In Valas v. District Court, 130 Colo. 21, 273 P.2d 1017, 1018, under a similar factual situation we said:

"* * * If, as contended by plaintiffs, the order is void, they have a right to treat it as a nullity and refuse to comply with it. It could only be enforced by proceedings in contempt, and any judgment of the trial court entered therein unquestionably would be subject to review in our Court by writ of error. The general rule is that, a writ in the nature of prohibition is an extraordinary remedy and should be granted only in cases where the party seeking the writ does not have an adequate remedy by writ of error. McCoy v. District Court of Larimer County, 126 Colo. 32, 246 P. 2d 619; People ex rel. Barnum v. District Court of the Fourteenth District, 74 Colo. 48, 218 P. 912. The rule thus stated is flexible and our Court has indulged a wide discretion in cases where relief in the nature of prohibition has been sought. As pointed out in Shore v.
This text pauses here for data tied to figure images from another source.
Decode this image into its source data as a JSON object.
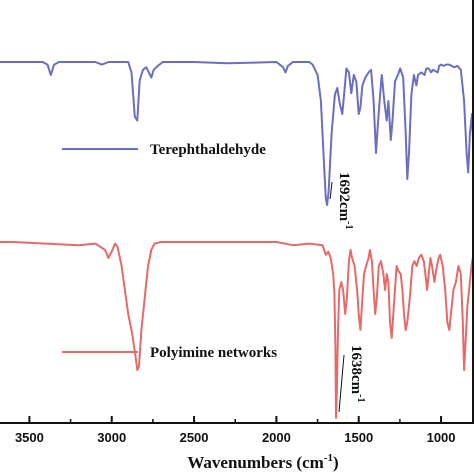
{
  "chart_data": {
    "type": "line",
    "xlabel": "Wavenumbers (cm",
    "xlabel_sup": "-1",
    "xlabel_close": ")",
    "x_ticks": [
      3500,
      3000,
      2500,
      2000,
      1500,
      1000
    ],
    "xlim": [
      3800,
      800
    ],
    "x_reversed": true,
    "grid": false,
    "legend_placement": "inline-right",
    "series": [
      {
        "name": "Terephthaldehyde",
        "color": "#6a6fbf",
        "points": [
          [
            3800,
            0.0
          ],
          [
            3420,
            0.0
          ],
          [
            3390,
            0.02
          ],
          [
            3370,
            0.1
          ],
          [
            3350,
            0.02
          ],
          [
            3320,
            0.0
          ],
          [
            3100,
            0.0
          ],
          [
            3060,
            0.02
          ],
          [
            3020,
            0.0
          ],
          [
            2900,
            0.0
          ],
          [
            2880,
            0.08
          ],
          [
            2860,
            0.42
          ],
          [
            2845,
            0.45
          ],
          [
            2830,
            0.14
          ],
          [
            2810,
            0.06
          ],
          [
            2790,
            0.04
          ],
          [
            2760,
            0.12
          ],
          [
            2745,
            0.06
          ],
          [
            2720,
            0.03
          ],
          [
            2690,
            0.0
          ],
          [
            2500,
            0.0
          ],
          [
            2300,
            0.01
          ],
          [
            2000,
            0.0
          ],
          [
            1960,
            0.04
          ],
          [
            1945,
            0.08
          ],
          [
            1930,
            0.03
          ],
          [
            1900,
            0.0
          ],
          [
            1850,
            0.0
          ],
          [
            1800,
            0.0
          ],
          [
            1780,
            0.02
          ],
          [
            1750,
            0.1
          ],
          [
            1730,
            0.3
          ],
          [
            1712,
            0.75
          ],
          [
            1700,
            1.05
          ],
          [
            1692,
            1.1
          ],
          [
            1683,
            1.0
          ],
          [
            1665,
            0.55
          ],
          [
            1645,
            0.25
          ],
          [
            1630,
            0.2
          ],
          [
            1615,
            0.32
          ],
          [
            1600,
            0.4
          ],
          [
            1585,
            0.2
          ],
          [
            1575,
            0.05
          ],
          [
            1560,
            0.08
          ],
          [
            1545,
            0.24
          ],
          [
            1530,
            0.1
          ],
          [
            1515,
            0.15
          ],
          [
            1500,
            0.4
          ],
          [
            1490,
            0.35
          ],
          [
            1478,
            0.18
          ],
          [
            1460,
            0.12
          ],
          [
            1440,
            0.08
          ],
          [
            1425,
            0.06
          ],
          [
            1410,
            0.3
          ],
          [
            1395,
            0.7
          ],
          [
            1385,
            0.5
          ],
          [
            1370,
            0.25
          ],
          [
            1360,
            0.1
          ],
          [
            1345,
            0.3
          ],
          [
            1330,
            0.45
          ],
          [
            1320,
            0.3
          ],
          [
            1305,
            0.6
          ],
          [
            1295,
            0.45
          ],
          [
            1280,
            0.15
          ],
          [
            1262,
            0.1
          ],
          [
            1248,
            0.05
          ],
          [
            1230,
            0.12
          ],
          [
            1215,
            0.55
          ],
          [
            1205,
            0.9
          ],
          [
            1195,
            0.7
          ],
          [
            1180,
            0.25
          ],
          [
            1165,
            0.1
          ],
          [
            1150,
            0.18
          ],
          [
            1140,
            0.1
          ],
          [
            1120,
            0.08
          ],
          [
            1100,
            0.1
          ],
          [
            1090,
            0.05
          ],
          [
            1075,
            0.05
          ],
          [
            1060,
            0.08
          ],
          [
            1050,
            0.06
          ],
          [
            1020,
            0.08
          ],
          [
            1012,
            0.03
          ],
          [
            1000,
            0.02
          ],
          [
            985,
            0.03
          ],
          [
            970,
            0.02
          ],
          [
            950,
            0.02
          ],
          [
            920,
            0.04
          ],
          [
            900,
            0.03
          ],
          [
            880,
            0.06
          ],
          [
            860,
            0.3
          ],
          [
            845,
            0.7
          ],
          [
            835,
            0.85
          ],
          [
            825,
            0.55
          ],
          [
            812,
            0.4
          ],
          [
            800,
            0.78
          ]
        ]
      },
      {
        "name": "Polyimine networks",
        "color": "#e66a6a",
        "points": [
          [
            3800,
            0.0
          ],
          [
            3600,
            0.0
          ],
          [
            3400,
            0.01
          ],
          [
            3200,
            0.02
          ],
          [
            3100,
            0.01
          ],
          [
            3040,
            0.05
          ],
          [
            3020,
            0.1
          ],
          [
            3000,
            0.06
          ],
          [
            2980,
            0.01
          ],
          [
            2965,
            0.03
          ],
          [
            2940,
            0.15
          ],
          [
            2920,
            0.3
          ],
          [
            2900,
            0.45
          ],
          [
            2880,
            0.55
          ],
          [
            2860,
            0.68
          ],
          [
            2845,
            0.8
          ],
          [
            2835,
            0.78
          ],
          [
            2820,
            0.55
          ],
          [
            2800,
            0.35
          ],
          [
            2780,
            0.15
          ],
          [
            2760,
            0.05
          ],
          [
            2740,
            0.01
          ],
          [
            2700,
            0.0
          ],
          [
            2500,
            0.0
          ],
          [
            2300,
            0.0
          ],
          [
            2100,
            0.0
          ],
          [
            2000,
            0.0
          ],
          [
            1900,
            0.02
          ],
          [
            1800,
            0.01
          ],
          [
            1720,
            0.02
          ],
          [
            1700,
            0.08
          ],
          [
            1685,
            0.06
          ],
          [
            1670,
            0.1
          ],
          [
            1655,
            0.2
          ],
          [
            1648,
            0.32
          ],
          [
            1642,
            0.65
          ],
          [
            1638,
            1.1
          ],
          [
            1633,
            0.95
          ],
          [
            1626,
            0.55
          ],
          [
            1618,
            0.3
          ],
          [
            1605,
            0.25
          ],
          [
            1595,
            0.3
          ],
          [
            1582,
            0.45
          ],
          [
            1572,
            0.35
          ],
          [
            1560,
            0.12
          ],
          [
            1550,
            0.05
          ],
          [
            1540,
            0.1
          ],
          [
            1525,
            0.15
          ],
          [
            1510,
            0.3
          ],
          [
            1500,
            0.45
          ],
          [
            1490,
            0.55
          ],
          [
            1478,
            0.35
          ],
          [
            1468,
            0.2
          ],
          [
            1455,
            0.15
          ],
          [
            1440,
            0.1
          ],
          [
            1432,
            0.05
          ],
          [
            1420,
            0.12
          ],
          [
            1410,
            0.3
          ],
          [
            1400,
            0.45
          ],
          [
            1390,
            0.35
          ],
          [
            1378,
            0.15
          ],
          [
            1365,
            0.12
          ],
          [
            1350,
            0.2
          ],
          [
            1340,
            0.3
          ],
          [
            1330,
            0.2
          ],
          [
            1320,
            0.25
          ],
          [
            1310,
            0.5
          ],
          [
            1300,
            0.6
          ],
          [
            1290,
            0.45
          ],
          [
            1280,
            0.3
          ],
          [
            1270,
            0.15
          ],
          [
            1260,
            0.18
          ],
          [
            1245,
            0.2
          ],
          [
            1235,
            0.3
          ],
          [
            1225,
            0.45
          ],
          [
            1215,
            0.55
          ],
          [
            1205,
            0.5
          ],
          [
            1190,
            0.35
          ],
          [
            1175,
            0.15
          ],
          [
            1162,
            0.12
          ],
          [
            1148,
            0.15
          ],
          [
            1135,
            0.1
          ],
          [
            1120,
            0.08
          ],
          [
            1105,
            0.12
          ],
          [
            1095,
            0.2
          ],
          [
            1085,
            0.3
          ],
          [
            1075,
            0.2
          ],
          [
            1065,
            0.1
          ],
          [
            1055,
            0.15
          ],
          [
            1040,
            0.25
          ],
          [
            1030,
            0.18
          ],
          [
            1015,
            0.1
          ],
          [
            1005,
            0.08
          ],
          [
            990,
            0.15
          ],
          [
            975,
            0.3
          ],
          [
            962,
            0.5
          ],
          [
            950,
            0.55
          ],
          [
            940,
            0.45
          ],
          [
            925,
            0.3
          ],
          [
            910,
            0.25
          ],
          [
            895,
            0.15
          ],
          [
            880,
            0.2
          ],
          [
            868,
            0.5
          ],
          [
            860,
            0.8
          ],
          [
            850,
            0.6
          ],
          [
            840,
            0.4
          ],
          [
            830,
            0.3
          ],
          [
            815,
            0.15
          ],
          [
            800,
            0.05
          ]
        ]
      }
    ],
    "annotations": [
      {
        "text": "1692cm",
        "sup": "-1",
        "x": 1692,
        "series": 0
      },
      {
        "text": "1638cm",
        "sup": "-1",
        "x": 1638,
        "series": 1
      }
    ]
  }
}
District Court, 127 Colo. 487, 258 P.2d 485, 488, `"Each case must rest upon its own peculiar facts, and the court should be guided, in the exercise of its discretion, by the needs and deserts of the case in hand."'
"* * * We cannot assume that the trial court will commit error by entering a judgment for contempt by which plaintiffs would be punished for failure to obey a void order. In the contempt proceedings instituted by plaintiffs in the district court action, the validity of the questioned order can be challenged and defendants in that action will be afforded full opportunity to justify their failure or refusal to comply therewith. If, by any judgment entered by the trial court in those proceedings, the tenants feel aggrieved, their remedy by writ of error is speedy and altogether adequate for the protection of their rights, and there is no occasion for invoking the original jurisdiction of this Court."

The language hereinabove quoted is applicable to the instant case and the rule is accordingly discharged.